As you can see, the approach is fairly simple. One thing to note: it uses the --fail-with-body parameter, introduced in curl 7.76.0, which might not be available on older Linux distributions. This option is only there to display Elasticsearch’s error response for debugging purposes.

Run script periodically

By default, Logstash creates a new index each day, with names following the logstash-YYYY-MM-DD format. The script above assumes this naming pattern in its _cat/indices/logstash-* GET query.

However, running the script only once per day isn’t enough. An application could start logging excessively in the evening and fill up the storage before the day ends. In that case, you’d lose valuable logs capturing the events leading up to the failure.

The fix is straightforward: schedule the script to run via cron every hour. This approach worked flawlessly in our environment.

Why choose these disk usage thresholds?

Deleting an index at roughly 90% disk usage is tied to how Elasticsearch behaves as free space runs low. The official documentation isn’t crystal clear on this, so here’s a quick breakdown of the default thresholds:

  • 85% – Elasticsearch stops allocating new shards to the node (disk.watermark.low).
  • 90% – Elasticsearch attempts to move shards away from the node (disk.watermark.high).
  • 95% – Elasticsearch sets affected indexes to read-only (disk.watermark.flood_stage).

The goal is to avoid hitting 90%, but even that can fail in practice. For example, if one node exceeds 90%, Elasticsearch will try to reallocate shards — but if other nodes are already above 85%, allocation is blocked. With equal disk sizes and evenly distributed shards, this is still a risk.
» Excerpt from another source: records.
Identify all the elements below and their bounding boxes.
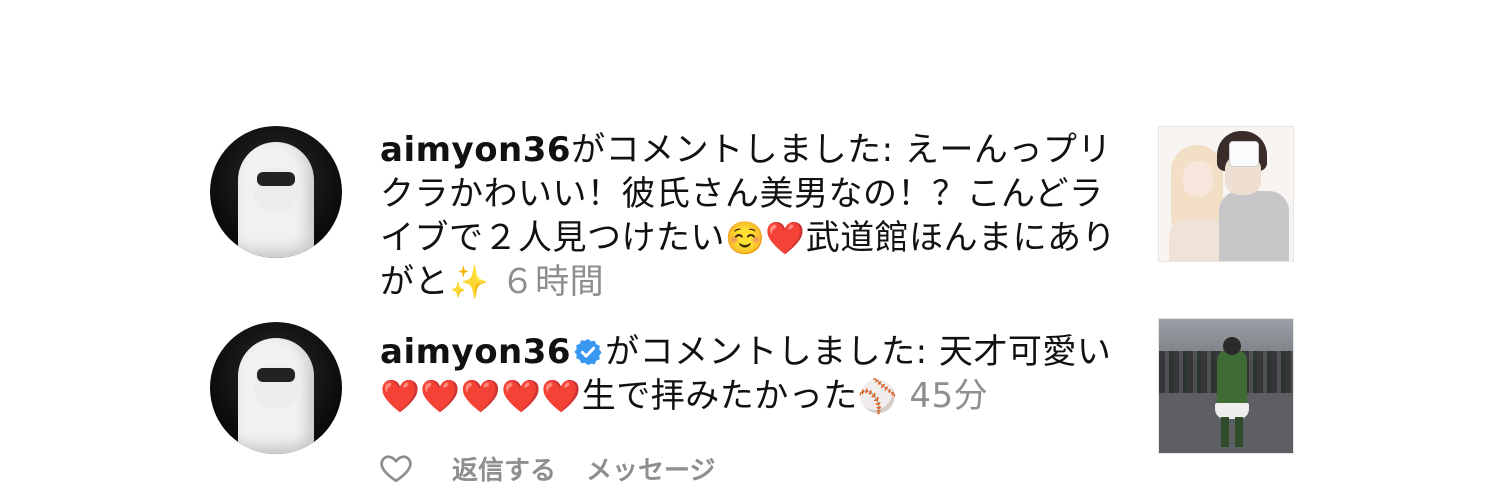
timestamp: ６時間 [500,262,605,302]
verified-badge-icon [574,338,602,366]
comment-text: 生で拝みたかった [581,376,858,416]
notification-text: aimyon36がコメントしました: えーんっプリクラかわいい！彼氏さん美男なの… [380,128,1120,304]
sparkles-emoji: ✨ [449,263,490,301]
thumbnail-shape [1219,191,1289,261]
heart-emoji: ❤️ [765,219,806,257]
comment-text: がコメントしました: 天才可愛い [605,332,1112,372]
thumbnail-shape [1223,337,1241,355]
notification-text: aimyon36 がコメントしました: 天才可愛い ❤️❤️❤️❤️❤️生で拝みた… [380,330,1120,418]
post-thumbnail[interactable] [1158,126,1294,262]
username-link[interactable]: aimyon36 [380,332,571,372]
thumbnail-shape [1183,161,1213,197]
heart-outline-icon[interactable] [378,450,414,486]
baseball-emoji: ⚾ [857,377,899,415]
username-link[interactable]: aimyon36 [380,130,571,170]
reply-button[interactable]: 返信する [452,450,556,487]
thumbnail-shape [1235,417,1243,447]
notification-actions: 返信する メッセージ [378,448,746,488]
thumbnail-shape [1229,141,1259,167]
user-avatar[interactable] [210,126,342,258]
avatar-eyes-shape [257,368,295,382]
message-button[interactable]: メッセージ [586,450,715,487]
thumbnail-shape [1221,417,1229,447]
user-avatar[interactable] [210,322,342,454]
post-thumbnail[interactable] [1158,318,1294,454]
thumbnail-shape [1217,349,1247,409]
timestamp: 45分 [909,376,989,416]
hearts-emoji: ❤️❤️❤️❤️❤️ [380,377,582,415]
avatar-eyes-shape [257,172,295,186]
smile-emoji: ☺️ [725,219,766,257]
Even if shard movement is possible, transferring large log shards between nodes can be so resource-intensive that it grinds the cluster to a halt. To avoid this entirely, we aim for 85% usage. At that point, the node is effectively “cordoned” (to borrow Kubernetes terminology) — Elasticsearch won’t shuffle shards, and we still have breathing room before it triggers emergency actions.

Conclusion

Is it really that simple? Well… yes and no. 😉 The idea is so straightforward that I was sure someone had already implemented it, yet my search turned up nothing — not even a passing mention on an obscure blog.
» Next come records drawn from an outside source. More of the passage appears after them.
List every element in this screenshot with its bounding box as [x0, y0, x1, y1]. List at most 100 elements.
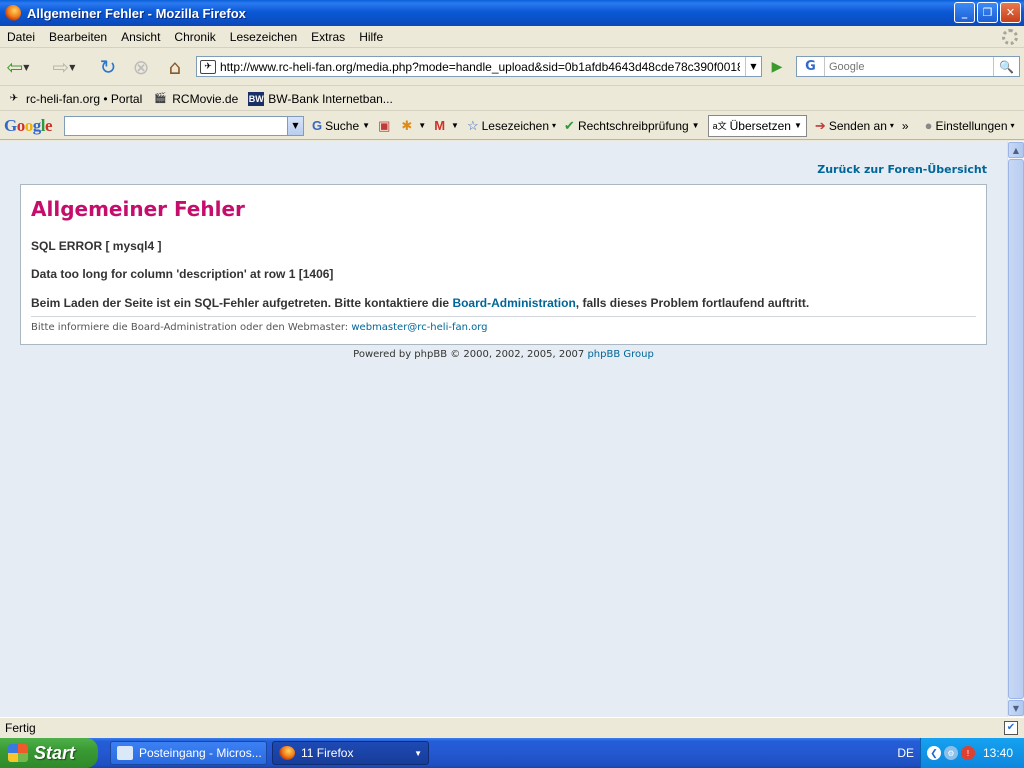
clock: 13:40 [983, 746, 1014, 760]
scroll-down-icon[interactable]: ▼ [1008, 700, 1024, 716]
chevron-down-icon: ▾ [552, 121, 557, 130]
google-apps-button[interactable]: ✱ ▼ [401, 118, 426, 134]
site-favicon-icon: ✈ [200, 59, 216, 74]
translate-icon: a文 [712, 121, 727, 131]
back-dropdown-icon[interactable]: ▼ [23, 63, 29, 72]
back-button[interactable]: ⇦ ▼ [4, 54, 32, 80]
bookmark-rcmovie[interactable]: 🎬 RCMovie.de [152, 92, 238, 106]
forum-index-link[interactable]: Zurück zur Foren-Übersicht [817, 163, 987, 176]
send-to-button[interactable]: ➔ Senden an ▾ [815, 118, 894, 134]
popup-blocker-icon: ▣ [378, 117, 391, 133]
reload-button[interactable]: ↻ [94, 54, 122, 80]
error-detail-text: Data too long for column 'description' a… [31, 267, 334, 281]
board-admin-link[interactable]: Board-Administration [452, 296, 575, 310]
menu-file[interactable]: Datei [0, 30, 42, 44]
scroll-up-icon[interactable]: ▲ [1008, 142, 1024, 158]
webmaster-notice: Bitte informiere die Board-Administratio… [31, 322, 488, 333]
bookmark-label: BW-Bank Internetban... [268, 91, 393, 106]
window-title-bar[interactable]: Allgemeiner Fehler - Mozilla Firefox _ ❐… [0, 0, 1024, 26]
divider [31, 316, 976, 317]
close-button[interactable]: ✕ [1000, 2, 1021, 23]
home-button[interactable]: ⌂ [162, 54, 188, 80]
chevron-down-icon: ▼ [691, 121, 700, 130]
go-button[interactable]: ▶ [766, 56, 788, 77]
address-bar[interactable]: ✈ ▼ [196, 56, 762, 77]
google-bookmarks-button[interactable]: ☆ Lesezeichen ▾ [467, 118, 556, 134]
vertical-scrollbar[interactable]: ▲ ▼ [1007, 141, 1024, 717]
firefox-icon [5, 5, 21, 21]
spellcheck-button[interactable]: ✔ Rechtschreibprüfung ▼ [564, 118, 700, 134]
menu-edit[interactable]: Bearbeiten [42, 30, 114, 44]
google-bookmarks-label: Lesezeichen [481, 118, 550, 133]
status-text: Fertig [5, 721, 36, 735]
settings-button[interactable]: ● Einstellungen ▾ [925, 118, 1015, 133]
error-message-text: Beim Laden der Seite ist ein SQL-Fehler … [31, 296, 453, 310]
search-input[interactable] [829, 60, 989, 73]
checkmark-icon[interactable]: ✔ [1004, 721, 1018, 735]
window-title: Allgemeiner Fehler - Mozilla Firefox [27, 5, 246, 21]
menu-bookmarks[interactable]: Lesezeichen [223, 30, 304, 44]
google-search-button[interactable]: G Suche ▼ [312, 118, 370, 133]
gmail-icon: M [434, 118, 446, 133]
phpbb-group-link[interactable]: phpBB Group [587, 349, 653, 360]
window-controls: _ ❐ ✕ [954, 2, 1021, 23]
search-button-icon[interactable]: 🔍 [993, 57, 1019, 76]
stop-button[interactable]: ⊗ [128, 54, 154, 80]
gmail-button[interactable]: M ▼ [434, 118, 459, 133]
url-input[interactable] [220, 59, 740, 74]
menu-bar: Datei Bearbeiten Ansicht Chronik Lesezei… [0, 26, 1024, 48]
settings-label: Einstellungen [935, 118, 1008, 133]
google-logo[interactable]: Google [4, 116, 60, 136]
google-search-input[interactable]: ▼ [64, 115, 304, 136]
helicopter-icon: ✈ [9, 93, 19, 104]
apps-icon: ✱ [401, 117, 413, 133]
taskbar-item-firefox[interactable]: 11 Firefox ▼ [272, 741, 429, 765]
google-search-label: Suche [325, 118, 360, 133]
chevron-down-icon: ▼ [414, 748, 422, 758]
search-bar[interactable]: G 🔍 [796, 56, 1020, 77]
more-button[interactable]: » [902, 119, 909, 133]
page-title: Allgemeiner Fehler [31, 197, 245, 221]
maximize-button[interactable]: ❐ [977, 2, 998, 23]
start-button[interactable]: Start [0, 738, 98, 768]
security-alert-icon[interactable]: ! [961, 746, 975, 760]
clapperboard-icon: 🎬 [154, 93, 167, 104]
google-g-icon: G [312, 118, 323, 133]
bookmark-label: RCMovie.de [172, 91, 239, 106]
google-toolbar: Google ▼ G Suche ▼ ▣ ✱ ▼ M ▼ ☆ Lesezeich… [0, 112, 1024, 140]
taskbar-item-label: Posteingang - Micros... [139, 746, 262, 760]
chevron-down-icon: ▾ [889, 121, 894, 130]
send-icon: ➔ [814, 117, 826, 133]
url-dropdown-icon[interactable]: ▼ [745, 57, 761, 76]
taskbar-item-outlook[interactable]: Posteingang - Micros... [110, 741, 267, 765]
forward-button[interactable]: ⇨ ▼ [50, 54, 78, 80]
chevron-down-icon: ▼ [362, 121, 371, 130]
navigation-toolbar: ⇦▼ ⇨▼ ↻ ⊗ ⌂ ✈ ▼ ▶ G 🔍 [0, 48, 1024, 86]
menu-history[interactable]: Chronik [167, 30, 222, 44]
bookmark-bw-bank[interactable]: BW BW-Bank Internetban... [248, 91, 393, 106]
bookmark-label: rc-heli-fan.org • Portal [26, 91, 143, 106]
forward-dropdown-icon[interactable]: ▼ [69, 63, 75, 72]
chevron-down-icon: ▼ [451, 121, 459, 130]
scrollbar-thumb[interactable] [1008, 159, 1024, 699]
google-search-dropdown-icon[interactable]: ▼ [287, 116, 303, 135]
language-indicator[interactable]: DE [897, 746, 914, 760]
minimize-button[interactable]: _ [954, 2, 975, 23]
translate-button[interactable]: a文 Übersetzen ▼ [707, 114, 807, 137]
system-tray: ❮ ⚙ ! 13:40 [920, 738, 1024, 768]
error-message: Beim Laden der Seite ist ein SQL-Fehler … [31, 296, 809, 310]
bw-bank-icon: BW [248, 91, 265, 106]
start-label: Start [34, 742, 76, 763]
network-icon[interactable]: ⚙ [944, 746, 958, 760]
search-engine-icon[interactable]: G [797, 57, 825, 76]
taskbar: Start Posteingang - Micros... 11 Firefox… [0, 738, 1024, 768]
menu-tools[interactable]: Extras [304, 30, 352, 44]
chevron-left-icon[interactable]: ❮ [927, 746, 941, 760]
bookmarks-toolbar: ✈ rc-heli-fan.org • Portal 🎬 RCMovie.de … [0, 87, 1024, 111]
menu-help[interactable]: Hilfe [352, 30, 390, 44]
spellcheck-icon: ✔ [564, 117, 575, 133]
popup-blocker-button[interactable]: ▣ [378, 118, 393, 134]
menu-view[interactable]: Ansicht [114, 30, 167, 44]
webmaster-email-link[interactable]: webmaster@rc-heli-fan.org [351, 322, 487, 333]
bookmark-rc-heli-fan[interactable]: ✈ rc-heli-fan.org • Portal [6, 92, 142, 106]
Log aggregation in Elasticsearch is no walk in the park. You need to define the log event structure, decide what should be indexed, and create index templates. That’s if you control the logging clients; without that control, it’s far more challenging.

On top of this, there’s shard replication, hot and cold indexes, and archival strategies to consider. That’s a whole separate discussion — and one I’d be happy to cover in another post if there’s interest.

And above all, treat your logs like Pokémon: you’ve gotta catch ’em all.